I think many people overlook the fact that traces of institutional players' activity remain on the chart. When you see a sudden price reversal, it’s not just happening by chance – it means large orders have been placed there. These zones are called order blocks.
Practically, an order block looks like an area on the chart where the price made a sharp move in one direction. If you look at the last candles before this move, you'll see they go in the opposite direction. That’s your signal. There are two types: when big players buy before an increase (this will be a bullish type) and when they sell before a drop (a bearish type).
But that’s not all. There’s also such a thing as imbalance – when demand sharply exceeds supply. On the chart, this appears as gaps between candles where the price hasn't yet returned. The market has an interesting property: it always returns to fill these gaps. And this gives us a great entry signal.
Interestingly, an order block often works together with imbalance. When big players place their orders, they leave behind these unfilled zones. Then, the price returns to the order block to normalize everything, and at this moment, we can enter along with them.

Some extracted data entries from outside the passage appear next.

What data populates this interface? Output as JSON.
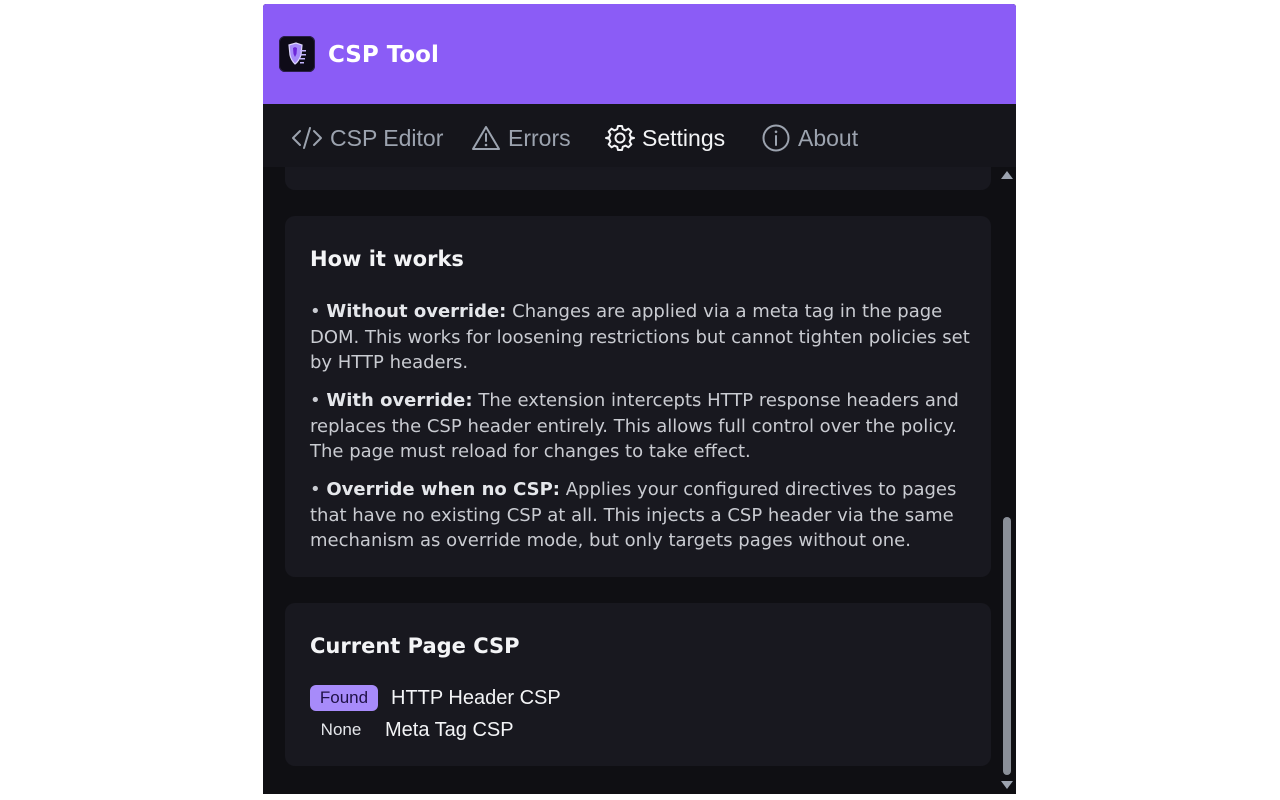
{
  "app": {
    "title": "CSP Tool",
    "icon": "shield-logo-icon"
  },
  "tabs": [
    {
      "label": "CSP Editor",
      "icon": "code-icon",
      "active": false
    },
    {
      "label": "Errors",
      "icon": "warning-icon",
      "active": false
    },
    {
      "label": "Settings",
      "icon": "gear-icon",
      "active": true
    },
    {
      "label": "About",
      "icon": "info-icon",
      "active": false
    }
  ],
  "how_it_works": {
    "title": "How it works",
    "items": [
      {
        "bullet": "•",
        "term": "Without override:",
        "text": "Changes are applied via a meta tag in the page DOM. This works for loosening restrictions but cannot tighten policies set by HTTP headers."
      },
      {
        "bullet": "•",
        "term": "With override:",
        "text": "The extension intercepts HTTP response headers and replaces the CSP header entirely. This allows full control over the policy. The page must reload for changes to take effect."
      },
      {
        "bullet": "•",
        "term": "Override when no CSP:",
        "text": "Applies your configured directives to pages that have no existing CSP at all. This injects a CSP header via the same mechanism as override mode, but only targets pages without one."
      }
    ]
  },
  "current_page_csp": {
    "title": "Current Page CSP",
    "rows": [
      {
        "badge": "Found",
        "label": "HTTP Header CSP"
      },
      {
        "badge": "None",
        "label": "Meta Tag CSP"
      }
    ]
  },
  "colors": {
    "accent": "#8b5cf6",
    "badge_found": "#a78bfa",
    "background": "#0f0f13",
    "card": "#18181f"
  }
}
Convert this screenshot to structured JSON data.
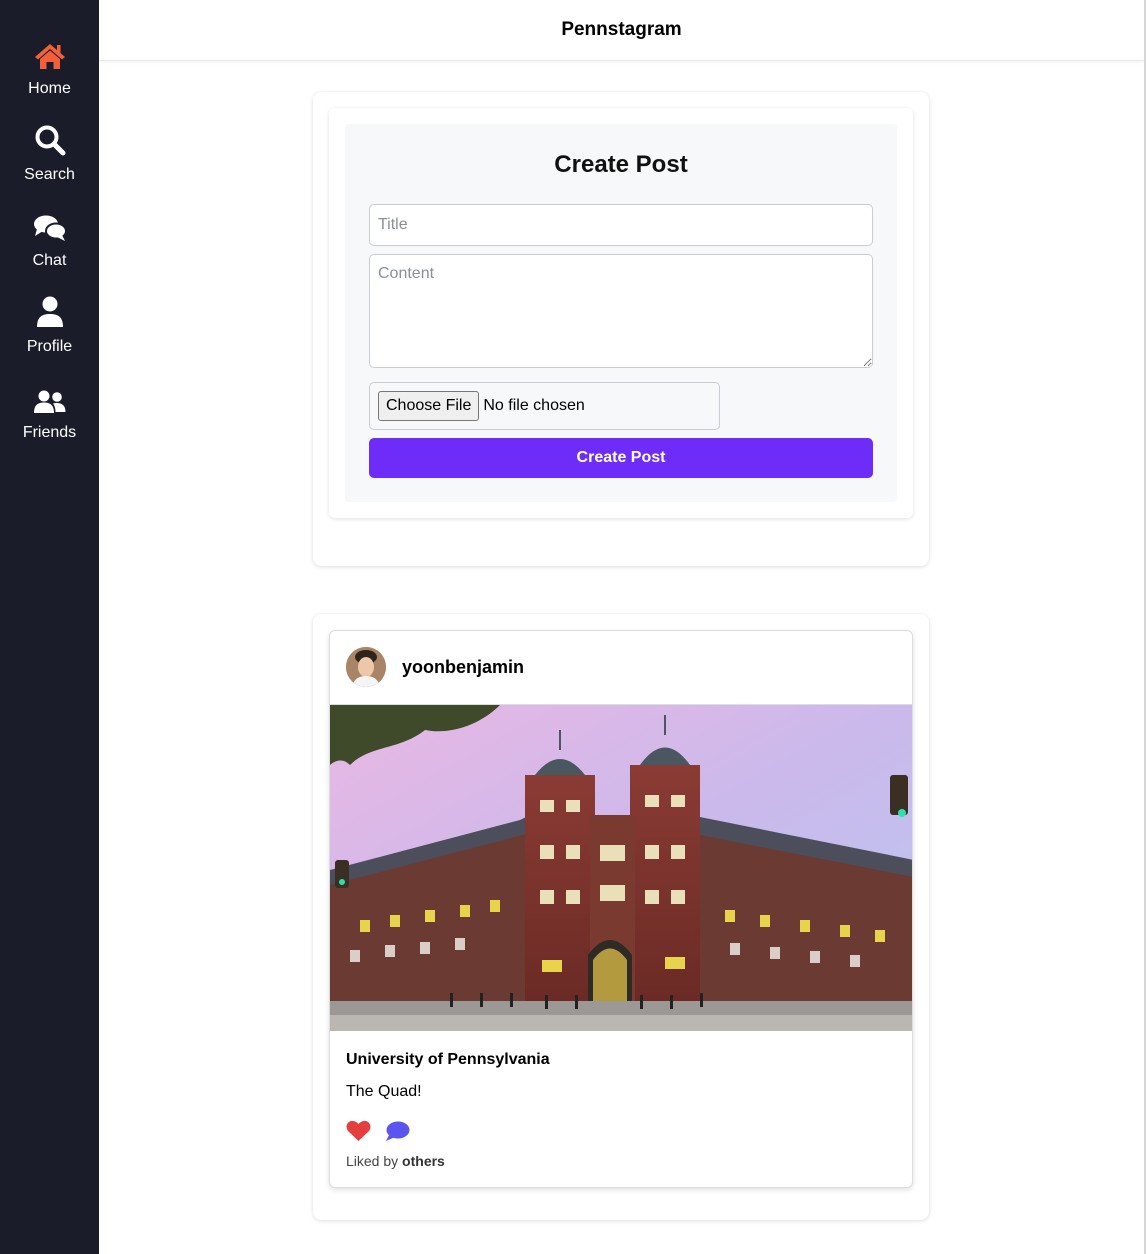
{
  "app": {
    "title": "Pennstagram"
  },
  "sidebar": {
    "items": [
      {
        "label": "Home",
        "icon": "home-icon",
        "active": true
      },
      {
        "label": "Search",
        "icon": "search-icon"
      },
      {
        "label": "Chat",
        "icon": "chat-icon"
      },
      {
        "label": "Profile",
        "icon": "user-icon"
      },
      {
        "label": "Friends",
        "icon": "users-icon"
      }
    ],
    "active_color": "#f0603a"
  },
  "create_post": {
    "heading": "Create Post",
    "title_placeholder": "Title",
    "content_placeholder": "Content",
    "file_button_label": "Choose File",
    "file_status": "No file chosen",
    "submit_label": "Create Post",
    "accent_color": "#6d2cf8"
  },
  "post": {
    "username": "yoonbenjamin",
    "title": "University of Pennsylvania",
    "body": "The Quad!",
    "liked_by_prefix": "Liked by",
    "liked_by_name": "others",
    "like_color": "#e53e3e",
    "comment_color": "#5b55f0"
  }
}
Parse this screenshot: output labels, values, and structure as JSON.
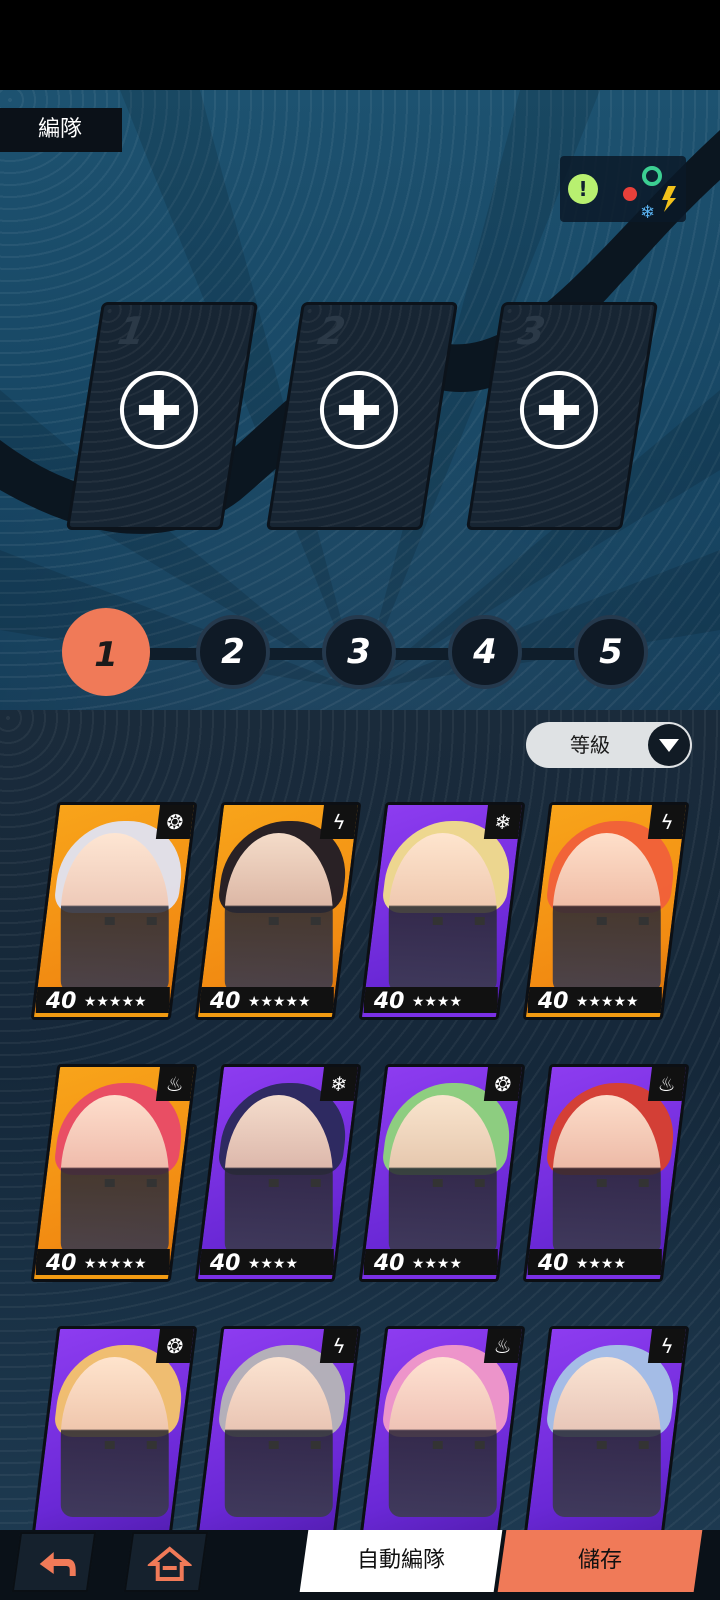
{
  "header": {
    "title": "編隊"
  },
  "element_wheel": {
    "info": "!"
  },
  "slots": [
    {
      "number": "1"
    },
    {
      "number": "2"
    },
    {
      "number": "3"
    }
  ],
  "teams": {
    "steps": [
      "1",
      "2",
      "3",
      "4",
      "5"
    ],
    "active": "1"
  },
  "sort": {
    "label": "等級"
  },
  "characters": [
    {
      "level": "40",
      "stars": "★★★★★",
      "element": "wind-icon",
      "glyph": "❂",
      "rarity": "orange",
      "hair": "#dfe3f2",
      "strip": "#f29b12"
    },
    {
      "level": "40",
      "stars": "★★★★★",
      "element": "electric-icon",
      "glyph": "ϟ",
      "rarity": "orange",
      "hair": "#1e1a26",
      "strip": "#f29b12"
    },
    {
      "level": "40",
      "stars": "★★★★",
      "element": "ice-icon",
      "glyph": "❄",
      "rarity": "purple",
      "hair": "#f2df8a",
      "strip": "#7a30e6"
    },
    {
      "level": "40",
      "stars": "★★★★★",
      "element": "electric-icon",
      "glyph": "ϟ",
      "rarity": "orange",
      "hair": "#f0603a",
      "strip": "#f29b12"
    },
    {
      "level": "40",
      "stars": "★★★★★",
      "element": "fire-icon",
      "glyph": "♨",
      "rarity": "orange",
      "hair": "#e84a68",
      "strip": "#f29b12"
    },
    {
      "level": "40",
      "stars": "★★★★",
      "element": "ice-icon",
      "glyph": "❄",
      "rarity": "purple",
      "hair": "#2a2a5a",
      "strip": "#7a30e6"
    },
    {
      "level": "40",
      "stars": "★★★★",
      "element": "wind-icon",
      "glyph": "❂",
      "rarity": "purple",
      "hair": "#8ed67a",
      "strip": "#7a30e6"
    },
    {
      "level": "40",
      "stars": "★★★★",
      "element": "fire-icon",
      "glyph": "♨",
      "rarity": "purple",
      "hair": "#d8402c",
      "strip": "#7a30e6"
    },
    {
      "level": "",
      "stars": "",
      "element": "wind-icon",
      "glyph": "❂",
      "rarity": "purple",
      "hair": "#f6c56a",
      "strip": "#7a30e6"
    },
    {
      "level": "",
      "stars": "",
      "element": "electric-icon",
      "glyph": "ϟ",
      "rarity": "purple",
      "hair": "#b6b6b6",
      "strip": "#7a30e6"
    },
    {
      "level": "",
      "stars": "",
      "element": "fire-icon",
      "glyph": "♨",
      "rarity": "purple",
      "hair": "#f29ac8",
      "strip": "#7a30e6"
    },
    {
      "level": "",
      "stars": "",
      "element": "electric-icon",
      "glyph": "ϟ",
      "rarity": "purple",
      "hair": "#a6c4e6",
      "strip": "#7a30e6"
    }
  ],
  "footer": {
    "back_icon": "back-arrow-icon",
    "home_icon": "home-icon",
    "auto_label": "自動編隊",
    "save_label": "儲存"
  }
}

For practice, I recommend starting simple: find a clearly visible order block on the chart, wait for the price to return to it, and place a limit order. Be sure to set a stop-loss below this zone and a take-profit at the next resistance point.
One important detail: on smaller timeframes (1 minute, 5 minutes), such zones form often, but signals are less reliable. Beginners should start with hourly, four-hour, or daily charts – where the order block works much more effectively.
Before risking real money, be sure to practice on a demo account. Review historical charts, find examples of order blocks there, and check how they performed. Combine this method with other tools – Fibonacci levels, volume, trend lines.
In my opinion, understanding order blocks is one of the most valuable skills for a serious trader. It allows you to see what big players see and enter the market with greater confidence. The main thing – don’t rush, stick to discipline, and results will come.